The newest generation of body scanners, demonstrated Wednesday at Reagan National, provide not a sharp, but ghosted image of the body, sufficient to see objects under or in clothing. The TSA says the images are not stored or transferrable, and the operator doing the scanning is in another room.
While the security versus privacy debate will go on, Thompson calls the intelligence errors leading to Flight 253 "terrible".
There was, he says, clear evidence that Abdulmutallab's visa should have been revoked, and his name should have been put immediately on the international "no-fly list". Instead, it went on the much larger terrorist watch list.

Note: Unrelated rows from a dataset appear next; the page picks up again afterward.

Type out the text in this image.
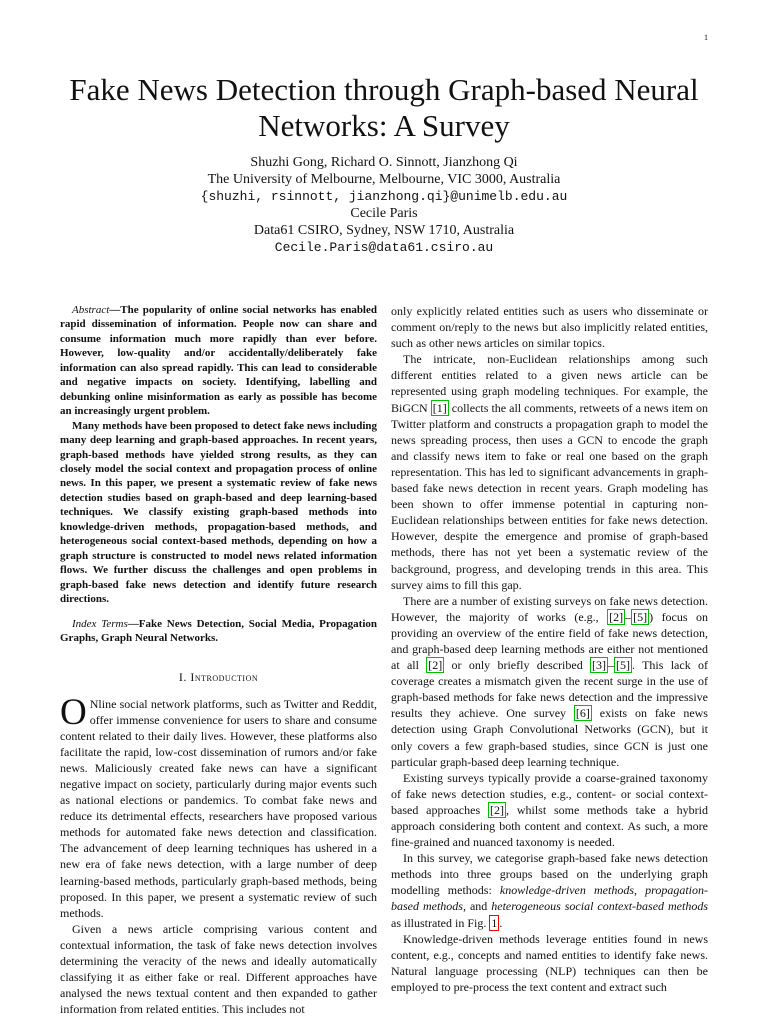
1
Fake News Detection through Graph-based Neural
Networks: A Survey

Shuzhi Gong, Richard O. Sinnott, Jianzhong Qi

The University of Melbourne, Melbourne, VIC 3000, Australia

{shuzhi, rsinnott, jianzhong.qi}@unimelb.edu.au

Cecile Paris

Data61 CSIRO, Sydney, NSW 1710, Australia

Cecile.Paris@data61.csiro.au

Abstract—The popularity of online social networks has enabled rapid dissemination of information. People now can share and consume information much more rapidly than ever before. However, low-quality and/or accidentally/deliberately fake information can also spread rapidly. This can lead to considerable and negative impacts on society. Identifying, labelling and debunking online misinformation as early as possible has become an increasingly urgent problem.

Many methods have been proposed to detect fake news including many deep learning and graph-based approaches. In recent years, graph-based methods have yielded strong results, as they can closely model the social context and propagation process of online news. In this paper, we present a systematic review of fake news detection studies based on graph-based and deep learning-based techniques. We classify existing graph-based methods into knowledge-driven methods, propagation-based methods, and heterogeneous social context-based methods, depending on how a graph structure is constructed to model news related information flows. We further discuss the challenges and open problems in graph-based fake news detection and identify future research directions.

Index Terms—Fake News Detection, Social Media, Propagation Graphs, Graph Neural Networks.

I. Introduction

O Nline social network platforms, such as Twitter and Reddit, offer immense convenience for users to share and consume content related to their daily lives. However, these platforms also facilitate the rapid, low-cost dissemination of rumors and/or fake news. Maliciously created fake news can have a significant negative impact on society, particularly during major events such as national elections or pandemics. To combat fake news and reduce its detrimental effects, researchers have proposed various methods for automated fake news detection and classification. The advancement of deep learning techniques has ushered in a new era of fake news detection, with a large number of deep learning-based methods, particularly graph-based methods, being proposed. In this paper, we present a systematic review of such methods.

Given a news article comprising various content and contextual information, the task of fake news detection involves determining the veracity of the news and ideally automatically classifying it as either fake or real. Different approaches have analysed the news textual content and then expanded to gather information from related entities. This includes not

only explicitly related entities such as users who disseminate or comment on/reply to the news but also implicitly related entities, such as other news articles on similar topics.

The intricate, non-Euclidean relationships among such different entities related to a given news article can be represented using graph modeling techniques. For example, the BiGCN [1] collects the all comments, retweets of a news item on Twitter platform and constructs a propagation graph to model the news spreading process, then uses a GCN to encode the graph and classify news item to fake or real one based on the graph representation. This has led to significant advancements in graph-based fake news detection in recent years. Graph modeling has been shown to offer immense potential in capturing non-Euclidean relationships between entities for fake news detection. However, despite the emergence and promise of graph-based methods, there has not yet been a systematic review of the background, progress, and developing trends in this area. This survey aims to fill this gap.

There are a number of existing surveys on fake news detection. However, the majority of works (e.g., [2] – [5] ) focus on providing an overview of the entire field of fake news detection, and graph-based deep learning methods are either not mentioned at all [2] or only briefly described [3] – [5] . This lack of coverage creates a mismatch given the recent surge in the use of graph-based methods for fake news detection and the impressive results they achieve. One survey [6] exists on fake news detection using Graph Convolutional Networks (GCN), but it only covers a few graph-based studies, since GCN is just one particular graph-based deep learning technique.

Existing surveys typically provide a coarse-grained taxonomy of fake news detection studies, e.g., content- or social context-based approaches [2] , whilst some methods take a hybrid approach considering both content and context. As such, a more fine-grained and nuanced taxonomy is needed.

In this survey, we categorise graph-based fake news detection methods into three groups based on the underlying graph modelling methods: knowledge-driven methods, propagation-based methods, and heterogeneous social context-based methods as illustrated in Fig. 1 .

Knowledge-driven methods leverage entities found in news content, e.g., concepts and named entities to identify fake news. Natural language processing (NLP) techniques can then be employed to pre-process the text content and extract such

"And these watch and terrorist lists -- you know they're still split between the government and airlines. That's crazy," Thompson said.
The all-encompassing government list has been slow in coming. There is on the half-a-million name terrorist watch list the name James R. Thompson, but not this James Thompson.
"I get stopped every 20th or 25th time, and I have to provide secondary screening information, but this guy from Nigeria waltzes on the plane. Now that tells you something is wrong when they stop a member of the 9/11 commission, but they let this guy on the plane despite the intelligence they have about him," Thompson said.
Thompson doesn't mind the occasional name-stop and secondary screening, but it is yet another illustration of how clumsy a list with half a million names on it can be.
After his father told the U.S. Embassy in Nigeria that Abdulmutallub had become radicalized, Thompson says the name should have gone on the no-fly list immediately.